The Central Michigan Recovery and Education Network (CMREN), a federally funded program at Ferris State University collaborating with various regional partners, is placing dispensers containing an overdose antidote on campus and at Big Rapids and Reed City locations.

CMREN project director Gail Bullard, a professor of Health Administration in Ferris State’s College of Health Professions, said the best way to fight overdose deaths is to have Narcan (Naloxone HCl) available for emergency use.

“CMREN has provided boxes for Corewell Health, the Michigan College of Optometry Building, the Big Rapids Community Library and the Osceola County Health Department offices in Reed City,” Bullard said. “A next step to protect our campus community will be to place ‘NaloxBox’ acrylic wall-mounted dispensers wherever there is an Automated External Defibrillator (AED) in place.”

Bullard said the Naloxone nasal spray is provided for free by the state of Michigan to qualified parties, including Ferris’ CMREN program.

“Narcan saves lives, which is so necessary due to the rise of opioid use, including drugs like Fentanyl, which continues across the country, through direct or unintended means,” Bullard said. “Our area is not immune and Naloxone being readily available is essential.”

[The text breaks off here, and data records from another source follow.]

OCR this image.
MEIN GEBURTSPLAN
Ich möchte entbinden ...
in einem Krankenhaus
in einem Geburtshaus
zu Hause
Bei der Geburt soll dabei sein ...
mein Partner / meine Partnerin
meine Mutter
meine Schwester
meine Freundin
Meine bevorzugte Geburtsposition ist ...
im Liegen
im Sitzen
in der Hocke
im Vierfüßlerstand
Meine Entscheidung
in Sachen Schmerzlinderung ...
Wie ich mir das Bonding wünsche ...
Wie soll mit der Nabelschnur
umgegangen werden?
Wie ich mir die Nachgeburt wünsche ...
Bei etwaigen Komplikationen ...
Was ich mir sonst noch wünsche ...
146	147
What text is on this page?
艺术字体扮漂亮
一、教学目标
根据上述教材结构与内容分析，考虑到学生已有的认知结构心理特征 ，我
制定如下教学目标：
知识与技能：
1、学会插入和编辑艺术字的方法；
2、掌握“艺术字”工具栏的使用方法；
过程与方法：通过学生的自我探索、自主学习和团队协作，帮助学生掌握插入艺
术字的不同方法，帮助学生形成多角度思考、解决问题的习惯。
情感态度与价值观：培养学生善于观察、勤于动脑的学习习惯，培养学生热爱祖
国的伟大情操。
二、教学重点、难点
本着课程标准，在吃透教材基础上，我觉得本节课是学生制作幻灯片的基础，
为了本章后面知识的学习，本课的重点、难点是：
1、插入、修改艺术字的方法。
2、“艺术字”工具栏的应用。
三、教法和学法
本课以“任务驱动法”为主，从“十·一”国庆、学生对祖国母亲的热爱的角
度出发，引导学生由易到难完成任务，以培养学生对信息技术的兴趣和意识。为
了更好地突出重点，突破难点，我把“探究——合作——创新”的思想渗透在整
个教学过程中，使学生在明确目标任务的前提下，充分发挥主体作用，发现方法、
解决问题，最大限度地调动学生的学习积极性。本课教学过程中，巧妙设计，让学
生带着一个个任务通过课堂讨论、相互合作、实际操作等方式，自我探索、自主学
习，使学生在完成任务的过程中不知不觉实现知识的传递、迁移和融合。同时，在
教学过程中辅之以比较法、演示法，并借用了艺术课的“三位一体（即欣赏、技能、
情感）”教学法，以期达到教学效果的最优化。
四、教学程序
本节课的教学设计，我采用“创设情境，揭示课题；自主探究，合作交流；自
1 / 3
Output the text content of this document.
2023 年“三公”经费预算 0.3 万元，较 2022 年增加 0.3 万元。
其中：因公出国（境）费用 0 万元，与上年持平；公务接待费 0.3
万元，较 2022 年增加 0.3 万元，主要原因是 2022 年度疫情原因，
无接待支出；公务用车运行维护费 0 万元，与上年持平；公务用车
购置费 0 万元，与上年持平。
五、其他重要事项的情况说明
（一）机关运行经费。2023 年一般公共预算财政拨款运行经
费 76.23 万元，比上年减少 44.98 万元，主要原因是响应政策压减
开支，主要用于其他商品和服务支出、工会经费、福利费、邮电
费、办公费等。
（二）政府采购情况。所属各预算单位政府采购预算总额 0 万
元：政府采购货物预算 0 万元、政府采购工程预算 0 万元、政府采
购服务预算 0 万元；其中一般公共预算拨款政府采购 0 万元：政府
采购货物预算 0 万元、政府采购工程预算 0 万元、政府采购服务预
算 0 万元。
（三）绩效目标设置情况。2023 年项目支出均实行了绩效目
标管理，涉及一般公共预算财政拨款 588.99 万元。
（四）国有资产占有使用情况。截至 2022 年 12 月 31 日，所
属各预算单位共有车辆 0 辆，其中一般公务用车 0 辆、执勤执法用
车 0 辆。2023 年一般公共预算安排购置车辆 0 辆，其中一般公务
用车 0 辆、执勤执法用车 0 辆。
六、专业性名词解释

The Central Michigan Recovery and Education Network was established in 2019 and funded by the Health Resources and Services Administration with a Rural Communities Opioid Response Program grant in 2020. Ferris’ Board of Trustees accepted a four-year, $1.2 million Rural Health Development grant from HRSA in a special meeting on June 21, and funding began July 1.

Scott Sexton, an assistant professor of Pharmaceutical Sciences in Ferris’ College of Pharmacy, was principal investigator for the grant. Beyond Bullard and Sexton, staff that played key roles in securing and administering the grant were Wendy Stapp, the grants administrator, and Jessica Wimmer, interim network director.